И никто его не выручит? Не позовет других ему на выручку? А ведь эта летящая вперед повозка со всеми своими кувшинами и бидонами, которые от тряски бились друг о друга, должно быть, гремела на ходу так, словно разразилась гроза. Но, видимо, на проспекте никого не было, либо синьор Бареджи за грохотом не слышал криков, а из–за тумана он не видел даже электрических фонарей, которые, должно быть, уже зажглись.

Он и хлыст отбросил, в отчаянии вцепившись в козлы обеими руками. Видно, безумие овладело не только им, но и лошадью: то ли из–за удара хлыстом — возможно, она к этому не привыкла, — то ли от радости, что в этот вечер так быстро покончено было с привычным маршрутом, то ли оттого, что ее больше не сдерживали вожжи.

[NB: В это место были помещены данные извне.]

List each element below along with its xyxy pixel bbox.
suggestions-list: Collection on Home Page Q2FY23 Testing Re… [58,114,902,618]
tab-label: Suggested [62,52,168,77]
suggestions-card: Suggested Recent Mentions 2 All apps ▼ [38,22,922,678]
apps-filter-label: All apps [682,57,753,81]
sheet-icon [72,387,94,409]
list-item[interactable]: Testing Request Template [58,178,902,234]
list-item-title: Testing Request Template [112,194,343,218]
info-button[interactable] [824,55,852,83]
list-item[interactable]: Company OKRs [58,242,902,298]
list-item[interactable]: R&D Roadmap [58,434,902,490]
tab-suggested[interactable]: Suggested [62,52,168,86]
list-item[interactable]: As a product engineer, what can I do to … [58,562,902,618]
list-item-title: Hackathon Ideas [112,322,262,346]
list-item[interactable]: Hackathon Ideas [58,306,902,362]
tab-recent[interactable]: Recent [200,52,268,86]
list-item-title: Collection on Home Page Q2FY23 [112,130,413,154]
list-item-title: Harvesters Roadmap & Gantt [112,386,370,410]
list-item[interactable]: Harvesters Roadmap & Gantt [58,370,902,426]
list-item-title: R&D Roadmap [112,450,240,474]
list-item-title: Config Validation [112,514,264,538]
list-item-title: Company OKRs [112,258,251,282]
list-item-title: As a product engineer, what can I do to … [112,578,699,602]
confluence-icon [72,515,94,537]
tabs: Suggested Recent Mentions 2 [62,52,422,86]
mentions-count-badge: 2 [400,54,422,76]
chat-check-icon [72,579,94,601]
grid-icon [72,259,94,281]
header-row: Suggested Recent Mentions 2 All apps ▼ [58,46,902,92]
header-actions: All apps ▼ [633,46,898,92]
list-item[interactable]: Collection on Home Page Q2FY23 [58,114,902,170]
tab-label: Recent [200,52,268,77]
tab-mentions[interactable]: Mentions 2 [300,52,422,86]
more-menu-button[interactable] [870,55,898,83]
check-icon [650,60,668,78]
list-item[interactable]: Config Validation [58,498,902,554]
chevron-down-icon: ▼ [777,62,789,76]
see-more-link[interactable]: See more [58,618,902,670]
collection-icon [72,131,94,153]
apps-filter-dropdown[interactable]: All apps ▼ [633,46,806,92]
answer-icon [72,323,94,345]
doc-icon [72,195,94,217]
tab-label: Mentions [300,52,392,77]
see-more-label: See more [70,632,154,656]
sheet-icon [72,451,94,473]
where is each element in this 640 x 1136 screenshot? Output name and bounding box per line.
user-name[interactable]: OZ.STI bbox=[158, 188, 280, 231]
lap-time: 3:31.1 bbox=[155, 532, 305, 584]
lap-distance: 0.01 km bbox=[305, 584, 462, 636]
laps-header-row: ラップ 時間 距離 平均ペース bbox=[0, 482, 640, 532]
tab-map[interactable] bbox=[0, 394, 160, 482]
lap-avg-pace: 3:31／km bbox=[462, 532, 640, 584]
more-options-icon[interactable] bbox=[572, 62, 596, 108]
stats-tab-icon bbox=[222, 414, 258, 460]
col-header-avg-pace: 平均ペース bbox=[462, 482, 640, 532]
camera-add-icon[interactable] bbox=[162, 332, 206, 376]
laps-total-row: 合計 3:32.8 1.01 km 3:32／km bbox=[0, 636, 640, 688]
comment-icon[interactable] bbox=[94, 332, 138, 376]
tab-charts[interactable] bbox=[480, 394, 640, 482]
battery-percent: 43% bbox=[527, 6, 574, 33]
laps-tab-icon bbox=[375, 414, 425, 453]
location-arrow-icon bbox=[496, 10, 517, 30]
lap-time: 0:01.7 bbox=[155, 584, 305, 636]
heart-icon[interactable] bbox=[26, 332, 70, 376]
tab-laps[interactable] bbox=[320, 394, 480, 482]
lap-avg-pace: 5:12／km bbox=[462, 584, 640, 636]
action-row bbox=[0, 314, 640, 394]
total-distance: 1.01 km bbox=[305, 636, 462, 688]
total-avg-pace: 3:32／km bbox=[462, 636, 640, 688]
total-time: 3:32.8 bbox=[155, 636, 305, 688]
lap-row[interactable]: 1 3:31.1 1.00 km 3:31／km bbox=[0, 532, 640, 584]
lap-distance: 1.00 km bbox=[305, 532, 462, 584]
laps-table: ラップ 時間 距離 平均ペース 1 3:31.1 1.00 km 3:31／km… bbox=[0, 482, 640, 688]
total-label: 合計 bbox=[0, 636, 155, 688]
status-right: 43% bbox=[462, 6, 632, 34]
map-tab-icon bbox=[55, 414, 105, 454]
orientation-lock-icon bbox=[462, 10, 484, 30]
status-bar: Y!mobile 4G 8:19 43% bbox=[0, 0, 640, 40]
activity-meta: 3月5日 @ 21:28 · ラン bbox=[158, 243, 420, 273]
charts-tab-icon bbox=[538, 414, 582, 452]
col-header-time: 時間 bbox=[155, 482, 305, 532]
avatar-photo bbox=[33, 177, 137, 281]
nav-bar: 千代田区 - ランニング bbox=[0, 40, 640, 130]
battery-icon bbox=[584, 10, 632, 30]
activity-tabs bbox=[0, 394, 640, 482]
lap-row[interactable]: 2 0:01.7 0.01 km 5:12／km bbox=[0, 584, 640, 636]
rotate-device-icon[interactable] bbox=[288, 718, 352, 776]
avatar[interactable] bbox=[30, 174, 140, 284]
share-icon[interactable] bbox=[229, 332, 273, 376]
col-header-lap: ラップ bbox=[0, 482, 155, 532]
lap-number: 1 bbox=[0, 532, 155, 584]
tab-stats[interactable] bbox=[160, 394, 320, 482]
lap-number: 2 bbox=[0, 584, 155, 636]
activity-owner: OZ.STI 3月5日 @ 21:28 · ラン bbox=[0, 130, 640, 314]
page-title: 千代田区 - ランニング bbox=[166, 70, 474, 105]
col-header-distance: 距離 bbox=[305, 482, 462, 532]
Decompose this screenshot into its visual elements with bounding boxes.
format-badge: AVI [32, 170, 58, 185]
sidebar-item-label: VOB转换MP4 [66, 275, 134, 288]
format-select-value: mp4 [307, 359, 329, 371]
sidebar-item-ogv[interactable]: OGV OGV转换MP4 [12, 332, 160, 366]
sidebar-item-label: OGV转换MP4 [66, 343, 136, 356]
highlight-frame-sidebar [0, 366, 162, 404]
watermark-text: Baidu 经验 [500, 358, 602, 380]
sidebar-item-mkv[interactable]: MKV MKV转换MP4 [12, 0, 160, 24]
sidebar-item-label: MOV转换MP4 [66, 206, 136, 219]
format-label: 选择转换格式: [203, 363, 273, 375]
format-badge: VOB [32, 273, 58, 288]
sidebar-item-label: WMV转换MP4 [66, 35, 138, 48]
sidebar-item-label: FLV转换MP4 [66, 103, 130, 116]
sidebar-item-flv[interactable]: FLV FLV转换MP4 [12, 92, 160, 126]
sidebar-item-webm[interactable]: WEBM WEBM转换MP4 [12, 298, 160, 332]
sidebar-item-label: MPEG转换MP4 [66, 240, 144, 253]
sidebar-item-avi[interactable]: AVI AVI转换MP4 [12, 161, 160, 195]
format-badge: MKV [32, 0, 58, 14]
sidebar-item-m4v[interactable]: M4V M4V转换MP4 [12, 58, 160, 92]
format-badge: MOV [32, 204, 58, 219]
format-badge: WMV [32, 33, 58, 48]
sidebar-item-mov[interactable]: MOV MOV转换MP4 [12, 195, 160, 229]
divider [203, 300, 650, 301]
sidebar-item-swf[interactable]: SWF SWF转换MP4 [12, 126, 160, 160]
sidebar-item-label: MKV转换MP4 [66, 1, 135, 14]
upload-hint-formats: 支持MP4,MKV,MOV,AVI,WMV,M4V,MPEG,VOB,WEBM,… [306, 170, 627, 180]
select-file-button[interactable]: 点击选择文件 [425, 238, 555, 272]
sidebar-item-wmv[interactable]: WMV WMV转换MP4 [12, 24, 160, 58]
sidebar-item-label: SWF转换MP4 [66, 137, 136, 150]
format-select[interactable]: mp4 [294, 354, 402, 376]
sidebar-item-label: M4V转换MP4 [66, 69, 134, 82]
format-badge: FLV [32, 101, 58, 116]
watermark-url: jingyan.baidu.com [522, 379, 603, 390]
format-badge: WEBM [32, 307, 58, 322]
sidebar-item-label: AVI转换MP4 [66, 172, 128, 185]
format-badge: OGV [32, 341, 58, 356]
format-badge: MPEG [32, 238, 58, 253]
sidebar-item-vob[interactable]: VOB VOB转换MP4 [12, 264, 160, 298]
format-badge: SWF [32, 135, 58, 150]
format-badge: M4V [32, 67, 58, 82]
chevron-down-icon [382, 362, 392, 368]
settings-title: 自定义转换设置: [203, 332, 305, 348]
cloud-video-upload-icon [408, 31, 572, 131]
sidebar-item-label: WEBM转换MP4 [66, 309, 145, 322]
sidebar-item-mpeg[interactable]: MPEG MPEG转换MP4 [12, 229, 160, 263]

Она ржала, ржала. И синьор Бареджи в ужасе глядел, как в неистовом галопе взлетают копыта мчащейся лошади, и, казалось, с каждым скачком она неслась все быстрее.

В какой–то миг у синьора Бареджи мелькнула мысль, что за поворотом повозке грозит опасность на что–нибудь налететь, и он протянул было руку, пытаясь снова ухватить вожжи, но, потеряв равновесие, ударился обо что–то носом: рот, подбородок и ладонь стали влажными от крови; однако у него не было ни времени, ни возможности ощупать себе лицо — нужно было снова как можно крепче уцепиться за козлы обеими руками. Лицо все в крови, спина вся в молоке! О Господи, молоко булькало в бидонах и кувшинах и выплескивалось прямо ему на спину! И синьор Бареджи смеялся — хоть и в страхе, от которого у него холодело внутри, смеялся над этим страхом; и мысль о неминуемой и близкой катастрофе — а мысль эта была вполне определенной — он инстинктивно отгонял мыслью о том, что, в сущности, все это шутка, просто шутка, которую он захотел сыграть и которую завтра будет всем рассказывать со смехом. И он смеялся. Смеялся, в отчаянии пытаясь представить себе безмятежную картину, которую видел каждый вечер со своей терраски: садовник поливает рассаду по ту сторону изгороди; и думал он о смешном: о том, как потешно одеваются крестьяне — они на старье нашивают заплаты как будто напоказ, как будто возглашая свою нищету, но нищету веселую — заплаты на заду, на локтях, на коленях, словно вызов; а за этими мирными и забавными видениями мелькало с не меньшей живостью совсем другое, грозное: как с минуты на минуту он опрокинется при очередном толчке, от которого все полетит в тартарары.

Повозка миновала Номентанский мост, пронеслась мимо виллы Пацци и — вперед, вперед, в простор полей, уже угадывавшийся в тумане.

Когда — поздно вечером — лошадь остановилась перед деревенским домом, повозка была разбита, бидонов и кувшинов не было и в помине.

Жена торговца молоком, услышав, что повозка подъехала к дому в такое необычное время, окликнула мужа из окна. Никто не ответил. С фонарем она вышла к двери, увидела разбитую повозку, снова окликнула мужа: да где же он? Что случилось?

Вопросы, на которые лошадь, еще тяжело дышащая и счастливая после лихой скачки, не могла, разумеется, дать ответа.

Глаза у нее налились кровью, она фыркала и, тряся головой, била копытом.